Tommy looked as uncomfortable as she felt. “Well, dear, you’re from out of state.”
“Tommy, you know where we live,” she said. “But you yourself have said that we’re practically Cape Codders!”
“An out-of-stater,” mumbled one of the onlookers. There were nods in the crowd.
“I read the rules, and nowhere does it say that the Chowder Crown is just for people from Massachusetts!” Alecia protested. “And you guys had no problem taking my entry fee,” she added.
“Well, see, it’s like this,” Tommy continued. “We intentionally hold the contest a couple of weeks after Labor Day.”
“When all of the tourists have gone home,” added a bar patron in a helpful tone. More nods.
“Gotta have something for the locals,” added another voice. Tommy waved them down.
“No, no, it’s not that,” he said. “Everyone – of course! – is welcome to compete in the contest. But for an out-of-stater – even one who is almost unofficially a Cape Codder, like yourself – we need to have them sign a special waiver before the contest starts. We know you so well, honey, that we forget that you’re from Virginia.”
“Virginia!” gasped another voice in the crowd.
“That’s easy,” said Alecia, relieved. “I’m happy to sign a waiver!”
Tommy shook his head. “No, honey, I’m afraid the time for that is past. We’re going to have to award your crown to the runner-up.”
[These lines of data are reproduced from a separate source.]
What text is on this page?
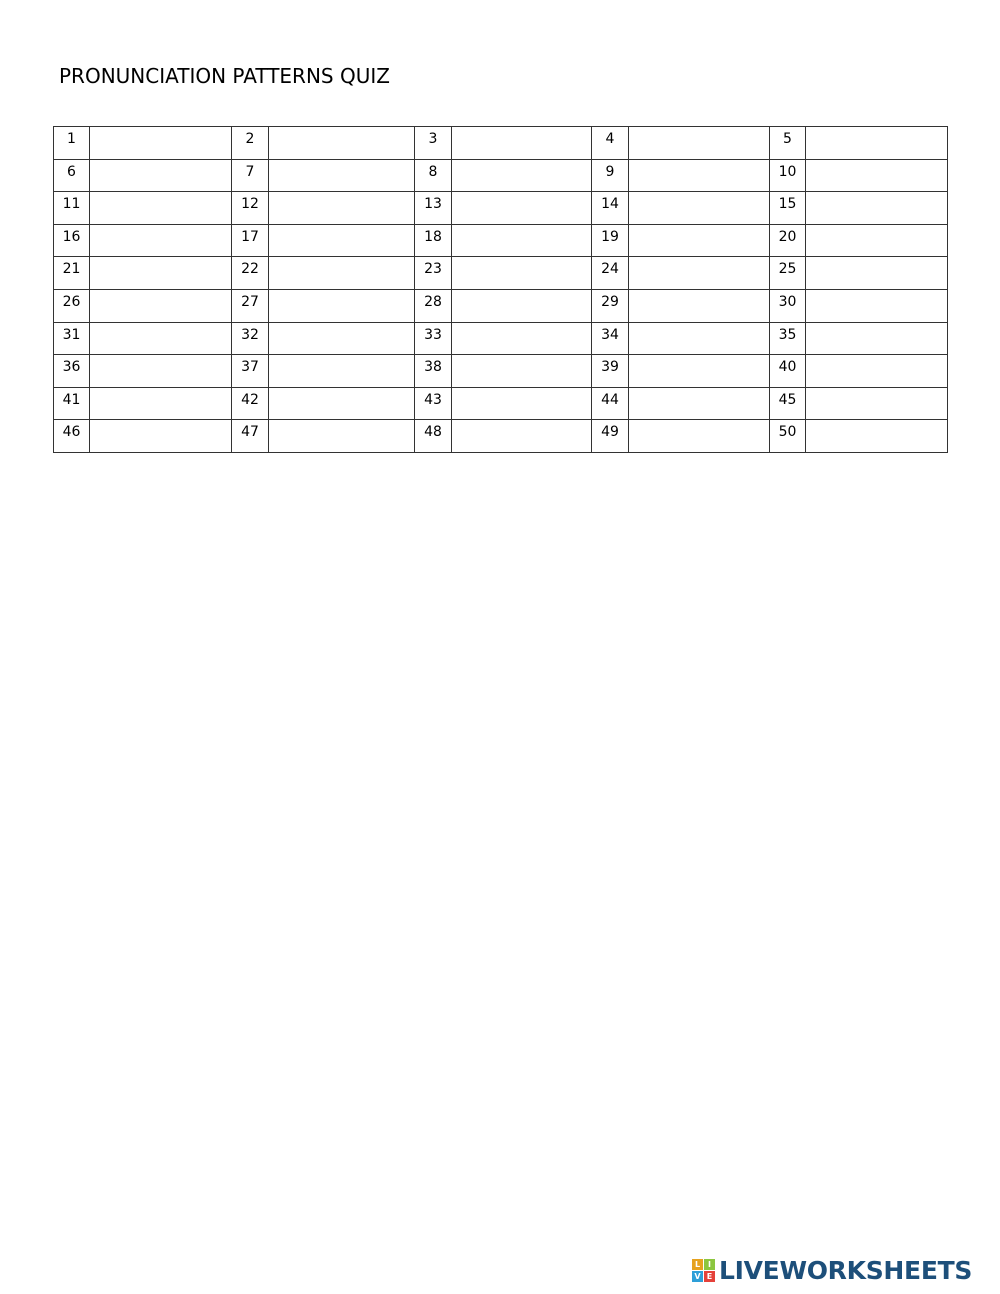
PRONUNCIATION PATTERNS QUIZ
1		2		3		4		5	
6		7		8		9		10	
11		12		13		14		15	
16		17		18		19		20	
21		22		23		24		25	
26		27		28		29		30	
31		32		33		34		35	
36		37		38		39		40	
41		42		43		44		45	
46		47		48		49		50	
L I
V E LIVEWORKSHEETS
Alecia’s cousin Mike, beaming, stepped up to lift the crown from her head. Standing at over six feet tall, he had plenty of room for the nineteen bowls of chowder he had just consumed, and was still able to move more nimbly than Alecia. “No question about where I’m from!” he announced to scattered applause. Little Mike was a fixture at the Captain’s. “It’s just not the same thing,” he shrugged to Alecia.
“Don’t be disappointed, honey,” said Tommy. “You did great and well, this is just a technicality.”
But she had heard the message perfectly clearly. Tommy Monahan was kind, but he was, bottom line, a businessman. There were locals and there were tourists. And she had just found the line between the two.
It was time to give Manhattan clam chowder a try.